While sometimes successful, profiling is more of an art than a science.
JAMES STARRS, FORENSIC BEHAVIORAL PROFESSOR: There are things that go on in the minds of people that you can't piece out by behavioral characteristics, because they keep them concealed, and so therefore you're being very selective. You're selective with only what you have to go on, and that could be completely misleading.
ARENA (on camera): Even profilers admit the technique is most often a method of last resort, an indication that police may be at the end of their investigate rope.
Kelli Arena, CNN, Washington.
(END VIDEOTAPE)
HEMMER: And they have been used in many high-profile cases, but could a psychic help police crack this one?
(BEGIN VIDEO CLIP)
UNIDENTIFIED MALE: I know of no case where a child was recovered as a result of psychic information.
(END VIDEO CLIP)
HEMMER: Is it new hope for the Levys, or is it just another false lead? That's when we come back.
(COMMERCIAL BREAK)
HEMMER: So, then, where do police go from here? First, they continue to follow up on the 50 to 100 calls, letters and e-mails that they've been receiving every day on the case, and tomorrow, Saturday, police will meet with many of the city's 1,600 licensed cab drivers to review their passenger logs from the days surrounding Levy's disappearance.
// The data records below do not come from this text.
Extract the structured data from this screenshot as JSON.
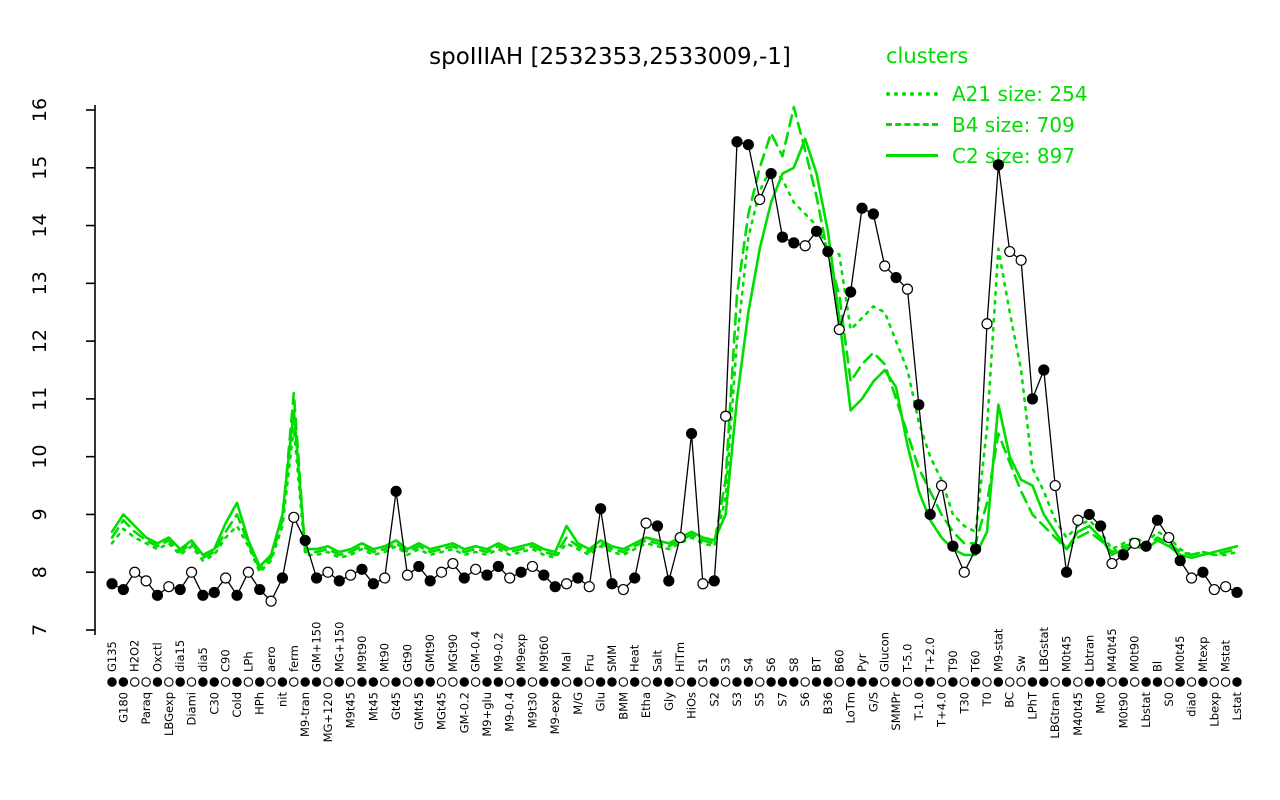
{
  "title": "spoIIIAH [2532353,2533009,-1]",
  "legend": {
    "heading": "clusters",
    "entries": [
      {
        "name": "A21",
        "label": "A21 size: 254",
        "style": "dotted"
      },
      {
        "name": "B4",
        "label": "B4 size: 709",
        "style": "dashed"
      },
      {
        "name": "C2",
        "label": "C2 size: 897",
        "style": "solid"
      }
    ]
  },
  "colors": {
    "cluster": "#00dd00",
    "gene": "#000000"
  },
  "chart_data": {
    "type": "line",
    "title": "spoIIIAH [2532353,2533009,-1]",
    "xlabel": "",
    "ylabel": "",
    "ylim": [
      7,
      16
    ],
    "yticks": [
      7,
      8,
      9,
      10,
      11,
      12,
      13,
      14,
      15,
      16
    ],
    "grid": false,
    "legend_position": "top-right",
    "categories": [
      "G135",
      "G180",
      "H2O2",
      "Paraq",
      "Oxctl",
      "LBGexp",
      "dia15",
      "Diami",
      "dia5",
      "C30",
      "C90",
      "Cold",
      "LPh",
      "HPh",
      "aero",
      "nit",
      "ferm",
      "M9-tran",
      "GM+150",
      "MG+120",
      "MG+150",
      "M9t45",
      "M9t90",
      "Mt45",
      "Mt90",
      "Gt45",
      "Gt90",
      "GMt45",
      "GMt90",
      "MGt45",
      "MGt90",
      "GM-0.2",
      "GM-0.4",
      "M9+glu",
      "M9-0.2",
      "M9-0.4",
      "M9exp",
      "M9t30",
      "M9t60",
      "M9-exp",
      "Mal",
      "M/G",
      "Fru",
      "Glu",
      "SMM",
      "BMM",
      "Heat",
      "Etha",
      "Salt",
      "Gly",
      "HiTm",
      "HiOs",
      "S1",
      "S2",
      "S3",
      "S3",
      "S4",
      "S5",
      "S6",
      "S7",
      "S8",
      "S6",
      "BT",
      "B36",
      "B60",
      "LoTm",
      "Pyr",
      "G/S",
      "Glucon",
      "SMMPr",
      "T-5.0",
      "T-1.0",
      "T+2.0",
      "T+4.0",
      "T90",
      "T30",
      "T60",
      "T0",
      "M9-stat",
      "BC",
      "Sw",
      "LPhT",
      "LBGstat",
      "LBGtran",
      "M0t45",
      "M40t45",
      "Lbtran",
      "Mt0",
      "M40t45",
      "M0t90",
      "M0t90",
      "Lbstat",
      "Bl",
      "S0",
      "M0t45",
      "dia0",
      "Mtexp",
      "Lbexp",
      "Mstat",
      "Lstat"
    ],
    "series": [
      {
        "name": "spoIIIAH gene profile",
        "color": "#000000",
        "style": "solid-markers",
        "values": [
          7.8,
          7.7,
          8.0,
          7.85,
          7.6,
          7.75,
          7.7,
          8.0,
          7.6,
          7.65,
          7.9,
          7.6,
          8.0,
          7.7,
          7.5,
          7.9,
          8.95,
          8.55,
          7.9,
          8.0,
          7.85,
          7.95,
          8.05,
          7.8,
          7.9,
          9.4,
          7.95,
          8.1,
          7.85,
          8.0,
          8.15,
          7.9,
          8.05,
          7.95,
          8.1,
          7.9,
          8.0,
          8.1,
          7.95,
          7.75,
          7.8,
          7.9,
          7.75,
          9.1,
          7.8,
          7.7,
          7.9,
          8.85,
          8.8,
          7.85,
          8.6,
          10.4,
          7.8,
          7.85,
          10.7,
          15.45,
          15.4,
          14.45,
          14.9,
          13.8,
          13.7,
          13.65,
          13.9,
          13.55,
          12.2,
          12.85,
          14.3,
          14.2,
          13.3,
          13.1,
          12.9,
          10.9,
          9.0,
          9.5,
          8.45,
          8.0,
          8.4,
          12.3,
          15.05,
          13.55,
          13.4,
          11.0,
          11.5,
          9.5,
          8.0,
          8.9,
          9.0,
          8.8,
          8.15,
          8.3,
          8.5,
          8.45,
          8.9,
          8.6,
          8.2,
          7.9,
          8.0,
          7.7,
          7.75,
          7.65
        ]
      },
      {
        "name": "A21 size: 254",
        "color": "#00dd00",
        "style": "dotted",
        "values": [
          8.5,
          8.75,
          8.6,
          8.5,
          8.4,
          8.5,
          8.3,
          8.45,
          8.2,
          8.3,
          8.6,
          8.8,
          8.45,
          8.0,
          8.2,
          8.8,
          10.5,
          8.3,
          8.3,
          8.35,
          8.25,
          8.3,
          8.4,
          8.3,
          8.35,
          8.45,
          8.3,
          8.4,
          8.3,
          8.35,
          8.4,
          8.3,
          8.35,
          8.3,
          8.4,
          8.3,
          8.35,
          8.4,
          8.3,
          8.25,
          8.5,
          8.4,
          8.3,
          8.45,
          8.35,
          8.3,
          8.4,
          8.5,
          8.45,
          8.4,
          8.5,
          8.6,
          8.5,
          8.45,
          9.3,
          12.0,
          13.8,
          14.6,
          15.0,
          14.8,
          14.4,
          14.2,
          14.0,
          13.6,
          13.5,
          12.2,
          12.4,
          12.6,
          12.5,
          12.0,
          11.5,
          10.6,
          10.0,
          9.6,
          9.0,
          8.8,
          8.7,
          10.5,
          13.6,
          12.5,
          11.5,
          9.8,
          9.4,
          8.9,
          8.6,
          8.8,
          8.9,
          8.7,
          8.4,
          8.5,
          8.6,
          8.5,
          8.7,
          8.6,
          8.4,
          8.3,
          8.35,
          8.3,
          8.3,
          8.35
        ]
      },
      {
        "name": "B4 size: 709",
        "color": "#00dd00",
        "style": "dashed",
        "values": [
          8.6,
          8.9,
          8.7,
          8.55,
          8.45,
          8.55,
          8.35,
          8.5,
          8.25,
          8.35,
          8.7,
          9.0,
          8.5,
          8.05,
          8.25,
          8.9,
          11.1,
          8.35,
          8.35,
          8.4,
          8.3,
          8.35,
          8.45,
          8.35,
          8.4,
          8.5,
          8.35,
          8.45,
          8.35,
          8.4,
          8.45,
          8.35,
          8.4,
          8.35,
          8.45,
          8.35,
          8.4,
          8.45,
          8.35,
          8.3,
          8.6,
          8.45,
          8.35,
          8.5,
          8.4,
          8.35,
          8.45,
          8.55,
          8.5,
          8.45,
          8.55,
          8.65,
          8.55,
          8.5,
          9.6,
          12.8,
          14.2,
          15.0,
          15.6,
          15.2,
          16.05,
          15.3,
          14.5,
          13.5,
          12.8,
          11.3,
          11.6,
          11.8,
          11.6,
          11.0,
          10.4,
          9.8,
          9.4,
          9.0,
          8.7,
          8.5,
          8.5,
          9.2,
          10.4,
          9.9,
          9.4,
          9.0,
          8.8,
          8.6,
          8.4,
          8.6,
          8.7,
          8.55,
          8.35,
          8.45,
          8.5,
          8.45,
          8.6,
          8.5,
          8.35,
          8.3,
          8.35,
          8.3,
          8.35,
          8.4
        ]
      },
      {
        "name": "C2 size: 897",
        "color": "#00dd00",
        "style": "solid",
        "values": [
          8.7,
          9.0,
          8.8,
          8.6,
          8.5,
          8.6,
          8.4,
          8.55,
          8.3,
          8.4,
          8.85,
          9.2,
          8.55,
          8.1,
          8.3,
          9.0,
          10.8,
          8.4,
          8.4,
          8.45,
          8.35,
          8.4,
          8.5,
          8.4,
          8.45,
          8.55,
          8.4,
          8.5,
          8.4,
          8.45,
          8.5,
          8.4,
          8.45,
          8.4,
          8.5,
          8.4,
          8.45,
          8.5,
          8.4,
          8.35,
          8.8,
          8.5,
          8.4,
          8.55,
          8.45,
          8.4,
          8.5,
          8.6,
          8.55,
          8.5,
          8.6,
          8.7,
          8.6,
          8.55,
          9.0,
          11.0,
          12.5,
          13.6,
          14.4,
          14.9,
          15.0,
          15.5,
          14.9,
          13.9,
          12.4,
          10.8,
          11.0,
          11.3,
          11.5,
          11.2,
          10.2,
          9.4,
          8.9,
          8.6,
          8.4,
          8.3,
          8.3,
          8.7,
          10.9,
          10.0,
          9.6,
          9.5,
          9.0,
          8.7,
          8.4,
          8.7,
          8.8,
          8.6,
          8.3,
          8.4,
          8.45,
          8.4,
          8.55,
          8.45,
          8.3,
          8.25,
          8.3,
          8.35,
          8.4,
          8.45
        ]
      }
    ],
    "marker_filled": [
      1,
      1,
      0,
      0,
      1,
      0,
      1,
      0,
      1,
      1,
      0,
      1,
      0,
      1,
      0,
      1,
      0,
      1,
      1,
      0,
      1,
      0,
      1,
      1,
      0,
      1,
      0,
      1,
      1,
      0,
      0,
      1,
      0,
      1,
      1,
      0,
      1,
      0,
      1,
      1,
      0,
      1,
      0,
      1,
      1,
      0,
      1,
      0,
      1,
      1,
      0,
      1,
      0,
      1,
      0,
      1,
      1,
      0,
      1,
      1,
      1,
      0,
      1,
      1,
      0,
      1,
      1,
      1,
      0,
      1,
      0,
      1,
      1,
      0,
      1,
      0,
      1,
      0,
      1,
      0,
      0,
      1,
      1,
      0,
      1,
      0,
      1,
      1,
      0,
      1,
      0,
      1,
      1,
      0,
      1,
      0,
      1,
      0,
      0,
      1
    ]
  }
}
And on Monday, police will resume their search of area parks in the Washington area.
In cases like this, though, police and families sometimes turn to less conventional means of finding the missing intern. Tonight, CNN's Jonathan Aiken and the involvement of psychics in this and other prominent cases.
(BEGIN VIDEOTAPE)
JONATHAN AIKEN, CNN CORRESPONDENT (voice-over): Police will tell you it's gumshoe work that cracks cases, slow and methodical, like the inch by inch search of Rock Creek Park. But when the clues yield nothing but more questions, curiosity can turn to frustration, and that's when families and police departments may turn to a psychic.
BEN ERMINI, NATIONAL CENTER FOR MISSING & EXPLOITED CHILDREN: The families will usually go to psychics before law enforcement, and that's usually because they become frustrated by the fact that their loved one or the missing person hasn't been found.
AIKEN: Psychics sometimes work with police in developing sketches or locating possible crime scenes, and they've been used in high-profile murders, like the 33 murders attributed to John Wayne Gacy in the '70s, and more recently, the still unsolved murder of JonBenet Ramsey.
Chandra Levy's parents have reportedly talked to psychics and heard the statements of others in news reports.
R. LEVY: It's not really accurate enough to give much credence, because I mean, anyone can guess something bad has happened.
AIKEN: Sylvia Browne is a psychic who has appeared on numerous TV shows, including CNN's "LARRY KING LIVE." Browne believe the 24- year-old former intern is dead.
SYLVIA BROWNE, PSYCHIC: The minute I heard about it, I knew she was gone. I mean, you just know.
AIKEN (on camera): The accuracy of a claim like that will be hard to prove until the mystery itself has been solved. There was one study that shows that up to a third of America's urban police departments have actually used psychics, but very little scientific evidence that proves psychics have actually helped the police, and a lot of anecdotal evidence to suggest they have not.
ERMINI: I know of no case where a child was recovered as a result of psychic information.
AIKEN (voice-over): Psychics do get credit for sometimes asking more probing questions than police officers, but critics say they take from police more than they give. BILL CLARKE, FORMER NYPD DETECTIVE: They're very, very smart. They observe everything in the office. They look for any type of charts that are up, with addresses.
AIKEN: Even skeptics agree psychics bring hope to the family of a missing person, and as formal investigation slowly moves forward, some might think hope is the only thing worth having, other than getting your child back.
Jonathan Aiken, for CNN, Washington.